On March 8, the Providence City Council hosted an event featuring local women-owned businesses, poetry and a panel discussion on how the pandemic affected the mental health of women and teen girls.
In an interview with The Herald, the Council’s Deputy Chief of Staff Marylee Dixon said she has been planning this event alongside Ward 11 Councilor Mary Kay Harris, Ward 2 Councilor Helen Anthony and Ward 14 Councilor Shelley Peterson since late December.
According to Dixon, this event is a chance for people to come together. “Individually, women have strength. … Working together and relying on each other, we can do even more,” Dixon said, adding that she hopes attendees “walk away feeling more complete than they did when they entered the building.”
This year’s International Women’s Day campaign theme was to “embrace equity” according to the IWD organization. In a speech at the event, Anthony said that the theme is “a call to recognize that each person has different circumstances and to allocate the exact resources and opportunities needed to reach an equal outcome.”
“A focus on gender equity needs to be in every society’s DNA,” she added.
At the event, Harris presented the 2023 Anaija Strong: She-Ro Within Award to Eileen Hayes, president and CEO of Amos House, a South Providence provider which serves those experiencing homelessness, unemployment and poverty.
Dixon said that this award recognizes a woman who has done important work in the Providence community. This award is given annually in honor of Anaija Griffin, a young woman who passed away in 2020 after a battle with cancer. “She inspires me every day,” Dixon said. “She was something else, and (we) adored her.”
According to Dixon, City Council members wanted to honor Hayes for getting Amos House involved as a provider to the Cranston Street Armory – a recently opened temporary emergency shelter.
“They have over 200 people that stayed at the shelter every night … they did not lose a single person,” Dixon said. “She stepped up when nobody else would.”
This year’s event also featured a panel discussion about the pandemic’s mental health impacts on women.
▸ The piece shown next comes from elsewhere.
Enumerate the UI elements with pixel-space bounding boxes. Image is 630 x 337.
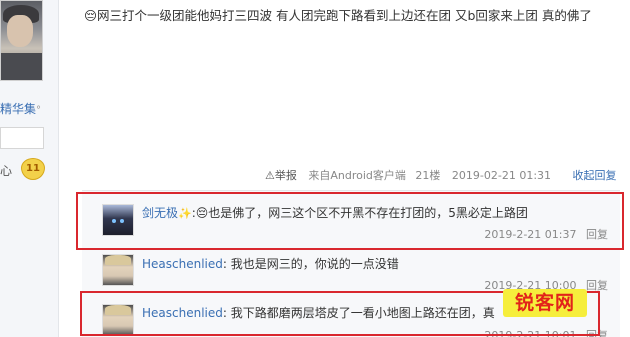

Panelists included: life coach Shawndell Burney-Speaks; former Councilwoman Nirva LaFortune MA ’19; Jill Van Leesten, program director for Justice Assistance; Lifespan nurse practitioner Michaela Maynard; and middle school student Gianna Peterson.
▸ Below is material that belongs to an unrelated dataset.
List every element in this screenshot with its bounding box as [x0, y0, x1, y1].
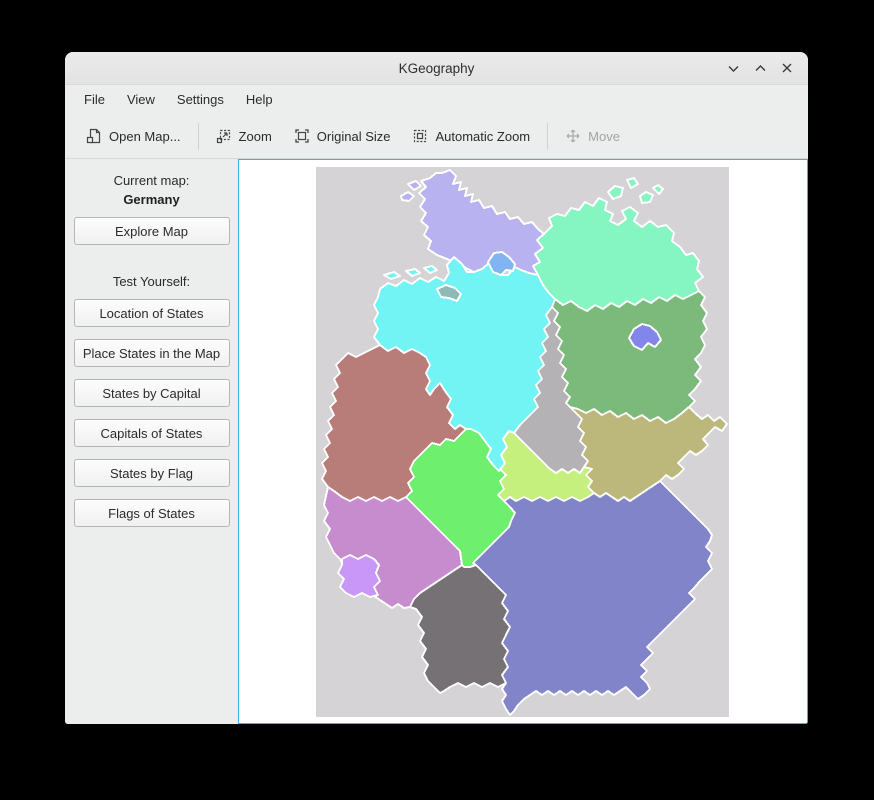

“There’s been a lot of inequity in access to mental and behavioral health,” LaFortune said, adding that the pandemic exacerbated health barriers for women of color, single mothers and women who are part of other marginalized communities.
“When we think about embracing equity around this whole theme, we also need to think about how we ensure that people have access to mental and behavioral health resources and support structures,” LaFortune added.
In an interview with The Herald, Van Leesten said that discussing mental health at this year’s panel was important for her. “It's good to be with yourself, know who you are and be comfortable in your skin. … Then, you can be out there with others and help others,” she said. “I have to put my health first because I'm not going to be able to be 100% for” the people I want to help.
For Dixon, International Women’s Day is important because it celebrates women around the world and brings to light the achievements and progress made by the feminist movement so far.
“International Women's Day gives us a moment … to really think about the women who have made significant contributions to our communities,” LaFortune said in an interview with The Herald. “But, it’s also (a chance) to think about the issues that directly impact women … and what can we do as a community to address those issues, to create a more equitable, inclusive community.”